Unquotable Quotes - Xix
<b>Unquotable quotes - XIX
by T. (no first name) Wignesan
A nurse well-dressed is a nurse well-thought of, even if she administers the coup de grace.
Prick a nurse and she'll pamper you; pamper a nurse and she'll prick you.
Displease a nurse and no doctor can save you.
Report a nurse's malfeasance and you'll find yourself on a stretcher at the morgue's entrance.
A nurse a night can make a patient feel much better over-night -
since the bed is paid for already for the price.
Always address a nurse as 'doctor'; she'll not think you need a doctor.
Always make it a policy of hoarding the presents you receive on your hospital bed; the nurse will almost certainly help you lighten the load.
To relieve the back psychological itch, always ask the nurse to scratch your back facing you.

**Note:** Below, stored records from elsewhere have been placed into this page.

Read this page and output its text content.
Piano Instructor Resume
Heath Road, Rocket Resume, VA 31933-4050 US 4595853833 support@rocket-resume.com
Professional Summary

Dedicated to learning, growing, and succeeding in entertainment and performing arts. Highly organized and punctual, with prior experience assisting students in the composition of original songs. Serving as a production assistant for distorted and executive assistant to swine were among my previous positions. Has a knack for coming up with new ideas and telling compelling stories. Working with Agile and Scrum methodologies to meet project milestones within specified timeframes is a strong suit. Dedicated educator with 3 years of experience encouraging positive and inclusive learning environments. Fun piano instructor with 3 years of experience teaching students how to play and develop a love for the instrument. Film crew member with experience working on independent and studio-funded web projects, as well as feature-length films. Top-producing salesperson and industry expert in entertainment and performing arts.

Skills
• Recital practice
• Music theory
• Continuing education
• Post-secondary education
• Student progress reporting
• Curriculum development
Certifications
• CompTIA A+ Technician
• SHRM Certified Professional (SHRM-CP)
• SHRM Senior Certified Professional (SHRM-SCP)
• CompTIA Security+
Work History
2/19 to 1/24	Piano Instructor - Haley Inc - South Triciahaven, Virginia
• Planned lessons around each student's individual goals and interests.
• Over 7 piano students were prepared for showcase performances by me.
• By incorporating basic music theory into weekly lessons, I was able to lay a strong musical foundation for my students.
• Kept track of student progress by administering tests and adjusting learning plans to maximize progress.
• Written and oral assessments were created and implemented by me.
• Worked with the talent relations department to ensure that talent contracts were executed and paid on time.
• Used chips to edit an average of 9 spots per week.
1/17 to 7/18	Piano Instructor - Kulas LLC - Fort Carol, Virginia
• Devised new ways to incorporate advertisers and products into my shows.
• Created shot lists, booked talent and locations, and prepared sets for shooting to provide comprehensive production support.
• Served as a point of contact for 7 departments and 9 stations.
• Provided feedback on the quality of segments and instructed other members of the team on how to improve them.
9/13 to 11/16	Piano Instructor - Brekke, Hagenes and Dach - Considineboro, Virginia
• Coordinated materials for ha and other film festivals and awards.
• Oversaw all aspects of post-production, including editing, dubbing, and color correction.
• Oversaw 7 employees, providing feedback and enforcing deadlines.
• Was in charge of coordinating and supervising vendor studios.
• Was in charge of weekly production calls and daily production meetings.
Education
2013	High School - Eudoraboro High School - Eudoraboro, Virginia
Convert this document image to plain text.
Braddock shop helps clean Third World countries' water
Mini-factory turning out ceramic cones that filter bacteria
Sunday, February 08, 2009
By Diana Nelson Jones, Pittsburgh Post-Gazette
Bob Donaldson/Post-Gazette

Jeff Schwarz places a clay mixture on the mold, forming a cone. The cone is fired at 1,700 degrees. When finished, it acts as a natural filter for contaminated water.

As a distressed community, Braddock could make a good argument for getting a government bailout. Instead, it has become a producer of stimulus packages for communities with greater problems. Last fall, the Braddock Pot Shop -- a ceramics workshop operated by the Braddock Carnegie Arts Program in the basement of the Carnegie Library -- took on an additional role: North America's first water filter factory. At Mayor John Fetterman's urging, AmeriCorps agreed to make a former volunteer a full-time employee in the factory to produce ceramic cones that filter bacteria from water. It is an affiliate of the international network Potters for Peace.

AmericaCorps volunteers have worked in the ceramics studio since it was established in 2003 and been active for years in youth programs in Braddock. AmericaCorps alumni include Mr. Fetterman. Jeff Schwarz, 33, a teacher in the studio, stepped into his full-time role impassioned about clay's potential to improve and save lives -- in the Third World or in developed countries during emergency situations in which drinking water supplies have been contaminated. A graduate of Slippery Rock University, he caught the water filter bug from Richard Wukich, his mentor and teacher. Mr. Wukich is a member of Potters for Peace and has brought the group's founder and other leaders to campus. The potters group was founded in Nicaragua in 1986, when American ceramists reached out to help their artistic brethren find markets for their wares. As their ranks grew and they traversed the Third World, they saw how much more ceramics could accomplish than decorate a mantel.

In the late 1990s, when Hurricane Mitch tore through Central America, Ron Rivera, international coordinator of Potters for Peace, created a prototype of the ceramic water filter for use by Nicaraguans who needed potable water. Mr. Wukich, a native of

When the nurse is absent from the ward, so is the ward doctor.
Always ask the nurse how she spells her first and last names while pretending to write on a pad; you're bound to raise her hopes about the contents of your last will and testament.
Always remove the ring on your third finger whenever a nurse enters your room.
In the presence of the nurse, always remark aloud how the nurse's uniform fits her Brigitte Bardot form.
Never fail to attribute the low humming and buzzing sounds emanating from nurses around hospital beds to Maria Callas.
Whenever a nurse approaches your bed, just whistle: 'Jeepers, Creepers, Where d'ya get those eyes? '
Must the percentage of patients dying in hospitals always stay the same when nurses go on strike?
Marry a nurse and become an eternal patient.
A nurse in need calls a Hemingway to arms.
A nurse in bed raises the Dead.
Nurse a nurse and you'll always be fed…..up!